Kolom Asaaro Lahagu: Sisa Harapan Jokowi Atas Ahok Dan
Blunder Ahok yang menyerempet Surat Al-Maidah ayat 51, jelas telah membuat kubu hijau mendapat angin. Kubu hijau adalah mereka yang menamakan diri FPI, HTI, HMI, kaum Islam konservatif, militan dan fundamentalis. Mereka ini mendapat dukungan dari MUI ketika berhadapan dengan Ahok. Seakan mendapat musuh bersama, kubu hijau bergandeng tangan untuk menyerang bersama.
Saat kubu hijau bereaksi, kubu biru (kubu partai biru), langsung nimbrung. Kesempatan memancing di air keruh sangat menggiurkan kubu biru. Terbentuklah kekuatan baru yang membahana seperti terlihat pada demo 4 November. Arah demo itu terang bukan hanya saja tertuju kepada Ahok, tetapi juga kepada Jokowi. Tembakan jarak pendek mengarah ke Ahok, tembakan jarak jauh mengarah ke Jokowi. Mimpinya jelas: menumbangkan Ahok sekaligus Jokowi. Lalu republik ini kemudian digenggam oleh kubu biru-hijau, untuk kemudian diubah menjadi negara mafia berbaju agama.

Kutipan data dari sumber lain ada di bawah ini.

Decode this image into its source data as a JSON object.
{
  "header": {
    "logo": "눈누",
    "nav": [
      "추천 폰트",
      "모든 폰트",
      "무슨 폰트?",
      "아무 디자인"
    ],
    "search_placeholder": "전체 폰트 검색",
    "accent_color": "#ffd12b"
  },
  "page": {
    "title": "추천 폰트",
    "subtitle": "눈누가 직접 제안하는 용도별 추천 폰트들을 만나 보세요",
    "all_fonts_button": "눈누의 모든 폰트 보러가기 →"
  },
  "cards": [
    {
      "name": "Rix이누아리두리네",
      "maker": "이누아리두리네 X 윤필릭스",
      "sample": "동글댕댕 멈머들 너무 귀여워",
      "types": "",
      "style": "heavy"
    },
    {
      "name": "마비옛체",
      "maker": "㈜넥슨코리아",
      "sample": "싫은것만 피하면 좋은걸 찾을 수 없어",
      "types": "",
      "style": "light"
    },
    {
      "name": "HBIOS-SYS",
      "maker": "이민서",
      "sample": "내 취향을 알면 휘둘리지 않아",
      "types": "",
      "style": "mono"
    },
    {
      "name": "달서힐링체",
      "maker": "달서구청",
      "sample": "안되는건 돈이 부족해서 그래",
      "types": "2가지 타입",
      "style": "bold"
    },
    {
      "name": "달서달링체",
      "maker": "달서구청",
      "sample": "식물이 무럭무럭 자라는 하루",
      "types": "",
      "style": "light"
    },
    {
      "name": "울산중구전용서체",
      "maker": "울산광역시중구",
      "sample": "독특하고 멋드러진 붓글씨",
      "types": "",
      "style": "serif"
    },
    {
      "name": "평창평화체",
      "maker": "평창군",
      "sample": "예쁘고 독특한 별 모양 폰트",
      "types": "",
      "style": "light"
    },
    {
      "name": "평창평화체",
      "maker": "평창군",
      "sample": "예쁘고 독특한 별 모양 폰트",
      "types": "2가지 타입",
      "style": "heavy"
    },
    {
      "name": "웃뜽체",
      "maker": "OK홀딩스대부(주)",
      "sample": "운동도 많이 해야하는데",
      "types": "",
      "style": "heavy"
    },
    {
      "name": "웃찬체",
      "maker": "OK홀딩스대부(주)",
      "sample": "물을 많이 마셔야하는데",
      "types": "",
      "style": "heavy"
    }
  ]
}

Jelas situasi itu membuat Jokowi dipaksa melakukan konsolidasi kekuatan. Selama 2 minggu, ia bolak-balik ke sana ke mari. Energi yang seharusnya digunakan untuk kerja, terpaksa dihabiskan menghadapi ambisi makar lawan-lawannya. Tidak cukup sampai di situ, Ahok pun dikorbankan menjadi tersangka. Ahok kemudian dibiarkan berjuang sendiri, membebaskan dirinya sendiri dan bertarung sendiri. Jokowi cuci tangan. Ahok tersangka.
Sematan tersangka pada diri Ahok jelas tidak mudah dipulihkan. Butuh perjuangan all out dari pihak Ahok untuk keluar dari predikat itu. Namun, di sinilah Jokowi mempunyai secercah harapan. Sebagai orang yang paling klop dengannya di DKI, Jokowi jelas menaruh sisa harapan pada Ahok. Apa saja sisa harapan Jokowi itu?
Jokowi jelas menaruh harapan pada nalar masyarakat Jakarta. Jika ternyata publik Jakarta masih menginginkan Ahok di DKI, maka mereka akan berbondong-bondong memilihnya pada Pilkada mendatang. Bisa jadi Ahok menang satu putaran. Nah itulah harapannya. Jika Ahok menang satu putaran, maka hal itu akan membungkam lawan-lawan Ahok selama ini. Sinyal untuk itu terlihat di rumah Lembang. Dukungan deras dari berbagai pihak masih terus mengalir kepada Ahok. Ke dua , Jokowi berharap agar para penegak hukum berlaku seadil-adilnya bagi Ahok. Apakah dapat dibuktikan bahwa Ahok telah menista agama atau hanya tuduhan yang dialamatkan kepadanya? Jokowi jelas mengharapkan agar Ahok dapat bertarung fair di pengadilan dan mampu membuktikan dirinya tidak bersalah atas tuduhan penistaan agama itu. Dengan demikian tanpa intervensi Jokowi, Ahok bebas dari segala tuduhan. Itulah sisa harapan Jokowi yang ke dua. Ia mengharapkan Ahok mampu membebaskan dirinya lewat pertarungan di pengadilan.